Sesuai permintaan Aina, dua hari setelah kencan terakhir kami, aku menyuruh orang untuk mengantar mobil Aina ke apartemennya. Dan hari itu, pukul 20.21, Aina mengirim pesan singkat kepadaku:

·        Barang-barang kamu masih di sini

Tak kujawab.

Pukul 23.11, muncul pesan lagi:

·        Mas Billy

·        Kangen

·        Pengen dipeluk (emoji air mata)

Tak kujawab lagi. Hanya kutatap layar ponsel sambil mengenang sikap Aina ketika aku tak membalas pesannya atau aku hilang kabar. Aina sangat benci aku hilang kabar. Aina bahkan pernah terbang dari Jakarta menyusulku ke sebuah perkebunan sawit di pedalaman Sumatera hanya gara-gara aku hilang kabar dua hari. Saat itu aku bukan sengaja, memang di tempat itu tak ada sinyal, dan banjir besar membuat jembatan putus sehingga aku terjebak di pedalaman dan tak bisa pulang ke kota untuk kembali ke Jakarta. “Aku nggak suka, ya, Mas, kamu hilang kabar! Aku cuma ingin tahu kamu di mana. Kalau kamu hilang kabar, aku kepikiran, Mas. Aku khawatir kamu kenapa-kenapa. Kamu mau nggak ada kabar seminggu juga nggak masalah, asal bilang kamu di mana.
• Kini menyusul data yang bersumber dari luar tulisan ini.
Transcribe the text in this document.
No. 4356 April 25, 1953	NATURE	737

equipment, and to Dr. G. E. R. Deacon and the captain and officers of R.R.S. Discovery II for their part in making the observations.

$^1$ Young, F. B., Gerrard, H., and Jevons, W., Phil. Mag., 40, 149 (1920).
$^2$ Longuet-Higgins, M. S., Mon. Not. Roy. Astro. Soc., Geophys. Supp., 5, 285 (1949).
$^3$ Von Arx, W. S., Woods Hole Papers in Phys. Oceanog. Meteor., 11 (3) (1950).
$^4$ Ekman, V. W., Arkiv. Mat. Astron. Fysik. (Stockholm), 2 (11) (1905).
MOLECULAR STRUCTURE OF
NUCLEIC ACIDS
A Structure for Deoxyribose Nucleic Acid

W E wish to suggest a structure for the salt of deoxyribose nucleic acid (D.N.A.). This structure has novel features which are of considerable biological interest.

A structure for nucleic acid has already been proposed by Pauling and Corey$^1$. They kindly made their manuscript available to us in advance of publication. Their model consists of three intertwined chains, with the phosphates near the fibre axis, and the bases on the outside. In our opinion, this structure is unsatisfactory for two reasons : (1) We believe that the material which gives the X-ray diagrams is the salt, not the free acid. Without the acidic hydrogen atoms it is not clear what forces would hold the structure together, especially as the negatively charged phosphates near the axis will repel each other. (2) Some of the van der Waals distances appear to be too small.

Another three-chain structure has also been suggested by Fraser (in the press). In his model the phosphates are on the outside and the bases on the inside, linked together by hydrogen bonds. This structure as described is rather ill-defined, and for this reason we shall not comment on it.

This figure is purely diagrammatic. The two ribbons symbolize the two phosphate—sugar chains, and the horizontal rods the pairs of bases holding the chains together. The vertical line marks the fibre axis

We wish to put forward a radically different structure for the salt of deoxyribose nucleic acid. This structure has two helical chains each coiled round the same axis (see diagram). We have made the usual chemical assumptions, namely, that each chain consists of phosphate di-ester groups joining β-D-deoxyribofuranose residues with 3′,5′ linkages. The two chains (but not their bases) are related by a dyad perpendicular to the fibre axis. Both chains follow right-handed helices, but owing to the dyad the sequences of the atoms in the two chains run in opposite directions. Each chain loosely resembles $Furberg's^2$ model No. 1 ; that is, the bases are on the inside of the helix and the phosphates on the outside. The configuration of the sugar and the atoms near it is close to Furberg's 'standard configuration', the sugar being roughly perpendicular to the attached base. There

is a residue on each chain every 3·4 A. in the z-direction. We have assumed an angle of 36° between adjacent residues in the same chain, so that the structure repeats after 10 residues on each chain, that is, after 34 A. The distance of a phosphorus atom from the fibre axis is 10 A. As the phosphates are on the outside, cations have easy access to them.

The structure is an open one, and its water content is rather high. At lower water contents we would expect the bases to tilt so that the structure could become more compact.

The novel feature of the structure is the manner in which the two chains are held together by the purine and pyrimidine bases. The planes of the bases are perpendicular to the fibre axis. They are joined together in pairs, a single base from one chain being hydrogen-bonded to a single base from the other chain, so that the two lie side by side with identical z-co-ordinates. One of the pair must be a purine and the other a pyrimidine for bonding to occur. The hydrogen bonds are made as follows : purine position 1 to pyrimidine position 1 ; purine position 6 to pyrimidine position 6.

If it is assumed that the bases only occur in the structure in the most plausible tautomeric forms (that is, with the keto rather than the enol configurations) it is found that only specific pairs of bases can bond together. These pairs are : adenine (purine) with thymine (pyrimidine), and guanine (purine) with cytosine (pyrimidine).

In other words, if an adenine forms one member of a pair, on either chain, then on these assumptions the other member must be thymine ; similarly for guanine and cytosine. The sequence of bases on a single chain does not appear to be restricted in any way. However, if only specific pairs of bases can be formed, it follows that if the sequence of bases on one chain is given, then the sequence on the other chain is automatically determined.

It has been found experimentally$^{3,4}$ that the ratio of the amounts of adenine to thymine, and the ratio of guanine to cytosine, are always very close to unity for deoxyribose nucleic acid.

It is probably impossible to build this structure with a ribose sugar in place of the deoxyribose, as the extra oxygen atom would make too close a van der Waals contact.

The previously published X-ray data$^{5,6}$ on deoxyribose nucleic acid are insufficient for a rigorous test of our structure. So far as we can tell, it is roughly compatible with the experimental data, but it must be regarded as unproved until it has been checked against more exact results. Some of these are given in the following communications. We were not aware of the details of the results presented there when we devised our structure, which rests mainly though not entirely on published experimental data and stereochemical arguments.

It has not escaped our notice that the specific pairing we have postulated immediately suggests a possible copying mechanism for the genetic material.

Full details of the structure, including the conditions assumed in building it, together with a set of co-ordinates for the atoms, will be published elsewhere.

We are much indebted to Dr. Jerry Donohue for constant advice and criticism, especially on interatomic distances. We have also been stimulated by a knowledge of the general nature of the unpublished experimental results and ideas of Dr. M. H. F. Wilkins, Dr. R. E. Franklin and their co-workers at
Kalau ‘emang di tempat itu nggak ada sinyal, sebelumnya kamu harus bialng, ‘Mbak, aku di sini, mungkin sampai jam segini atau sampai hari ini aku nggak akan aktif karena nggak ada sinyal.’”

Dan biasanya, ketika sebuah pesan tertanda aku telah membacanya tapi tak menjawabnya, maka aku harus ikut sesi satu jam interogasi dan satu jam sesi seminar awet hubungan dari Aina, seakan alpa membalas pesan setara dengan mengambil hak hidup manusia lain.

 

Jalan terbaik yang kupikirkan setelah kencan terakhir itu adalah kami harus putus kontak, itu yang terbaik, kami akan kembali seperti semula jika aku mendengar suara Aina atau menatap matanya.